Small expenses can have a big impact on a business's bottom line. Printing documents, leaving computers on overnight and unnecessary vehicle idling are a few examples of inefficiencies that can have a huge impact on your budget.
Cutting office expenses requires operational change
Mounting expenses are often caused by small inefficiencies that are left unchecked. Some of these issues include:
- Purchasing office amenities - like coffee and snacks - in quantities so large, they have no choice but to go to waste.
- Failing to deal with messes - disorganized spaces aren't just problematic when it comes time to find something, they can also make workers uncomfortable, unhappy and create safety issues.
- Forcing users to stick with paper processes when they spend most of their time using digital tools.
An IDC study noted that companies could experience a 30% cost reduction if they’re able to extend digital workflows to ensure workers don't need to resort to paper processes. The same study found businesses would also increase revenues by 36%.
Paying attention to small details and any inefficient process - no matter how small they may seem - can reduce expenses and driver operational efficiency. Here are some cost cutting ideas which can help cut operational expenses:
Think broadly when deploying technology
Do the apps and services you use cover your major processes, or do workers have to periodically leave the digital world to get the job done? Choose technology solutions that let employees complete entire tasks digitally, so they don’t have to revert to paper at all.
For example, a vehicle location tracking system that features built-in reporting and data visualization tools can help you avoid ugly spreadsheets that you would otherwise print and hand out to your staff.
Don't neglect your drivers
Plenty of businesses that depend heavily on field operations have great digital processes in the office, but require drivers to use paper invoices and work orders in the field.
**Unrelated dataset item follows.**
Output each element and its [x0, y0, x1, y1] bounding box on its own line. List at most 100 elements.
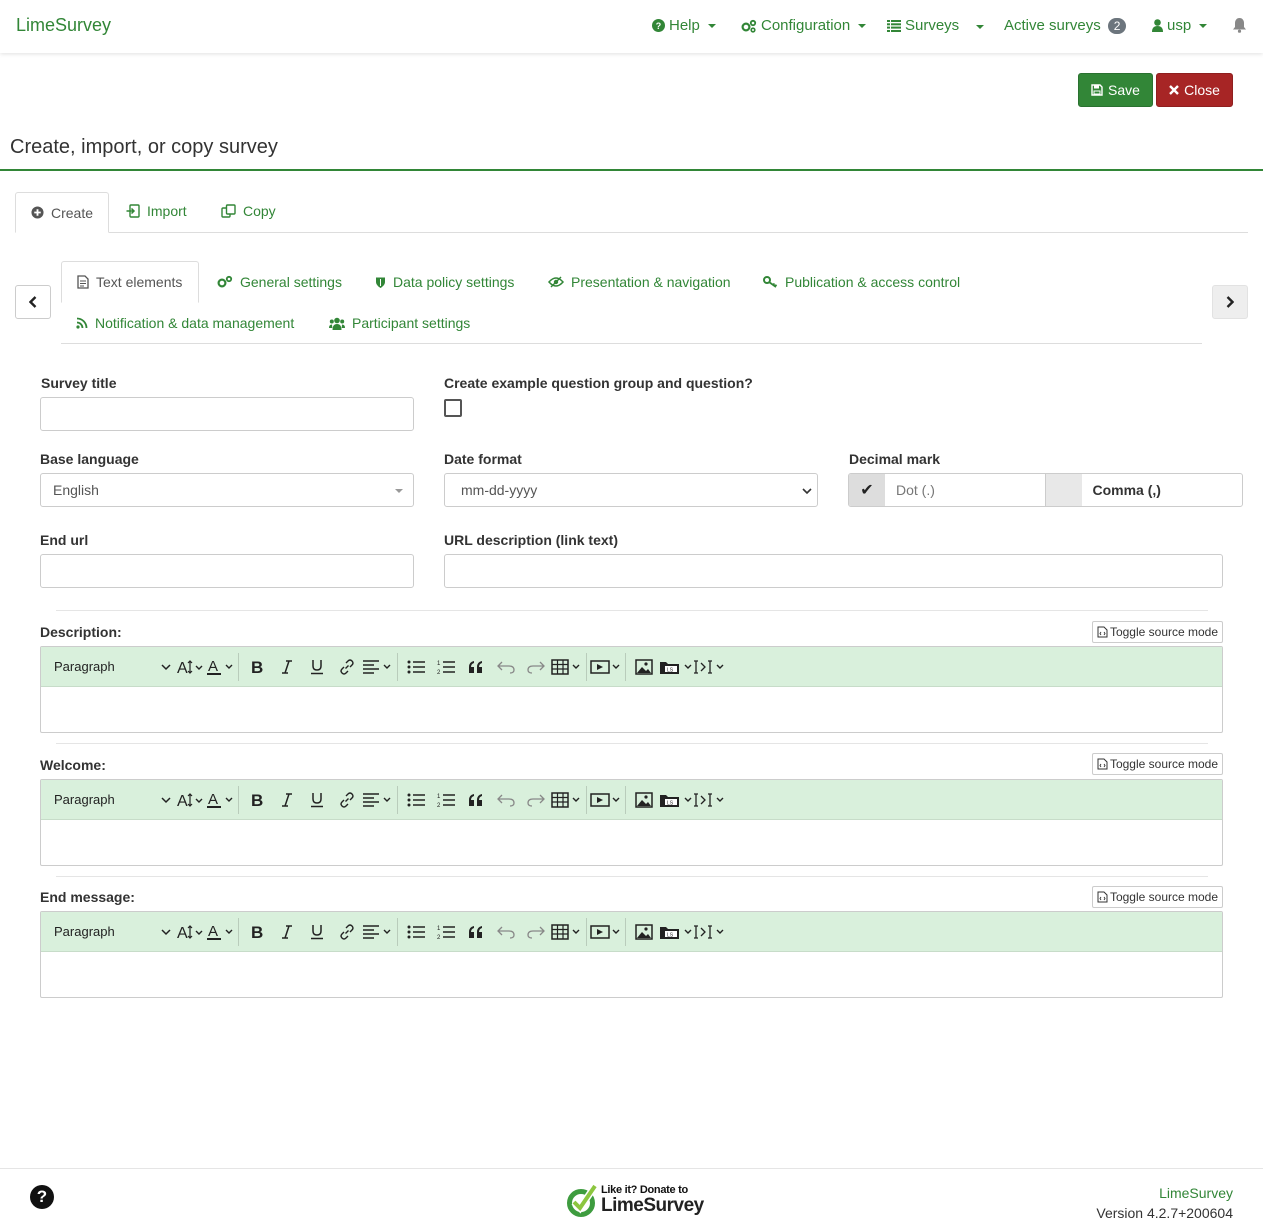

They then have to go back to the office and file these documents where another staff member will manually re-enter data at a computer. Take advantage of services that have mobile capabilities so drivers can enter that information in the field and in a format that’s compatible with your software back at the office.
Deal with the root cause of problems like idling
A study from the Argonne National Laboratory estimated that medium-to-heavy and delivery trucks consume approximately 0.8 gallons of gas per hour. Gas prices are going down - AAA found the average cost-per-gallon for gas in the U.S. was $2.40 in 2015 - but that doesn't mean fuel consumption won't add up or that prices won’t go back up.
A fleet with 15 vehicles idling an average of 10 hours per month would spend $288 monthly on gas, or almost $3,500 annually, without performing any value-added tasks. Throw in added engine maintenance, oil use and similar costs, and you're left with a significant expense. This small process issue - drivers leaving engines on unnecessarily - can have a huge impact on your bottom line.
Every business faces small costs that are unique to its industry. For service fleets, issues like idling, neglecting maintenance - which can lead to larger mechanical problems - and harsh driving. Tools that give visibility into your fleet let you see detailed reports on these actions and adjust your business in response. By tracking these metrics, you can see the improvements your solutions create.
Nipping small expenses in the bud
Plenty of the small operational expenses mentioned happen because everyday operations don't align with business culture. Small fleets focus on efficiency and depend on employees genuinely caring about the organization where they work.
Using strategic technologies and business initiatives together can give your workers the tools they need to keep costs down and bolster your bottom line. This can be possible when you close the final gaps in digital workflows and allow your employees to take full advantage of the applications at their fingertips.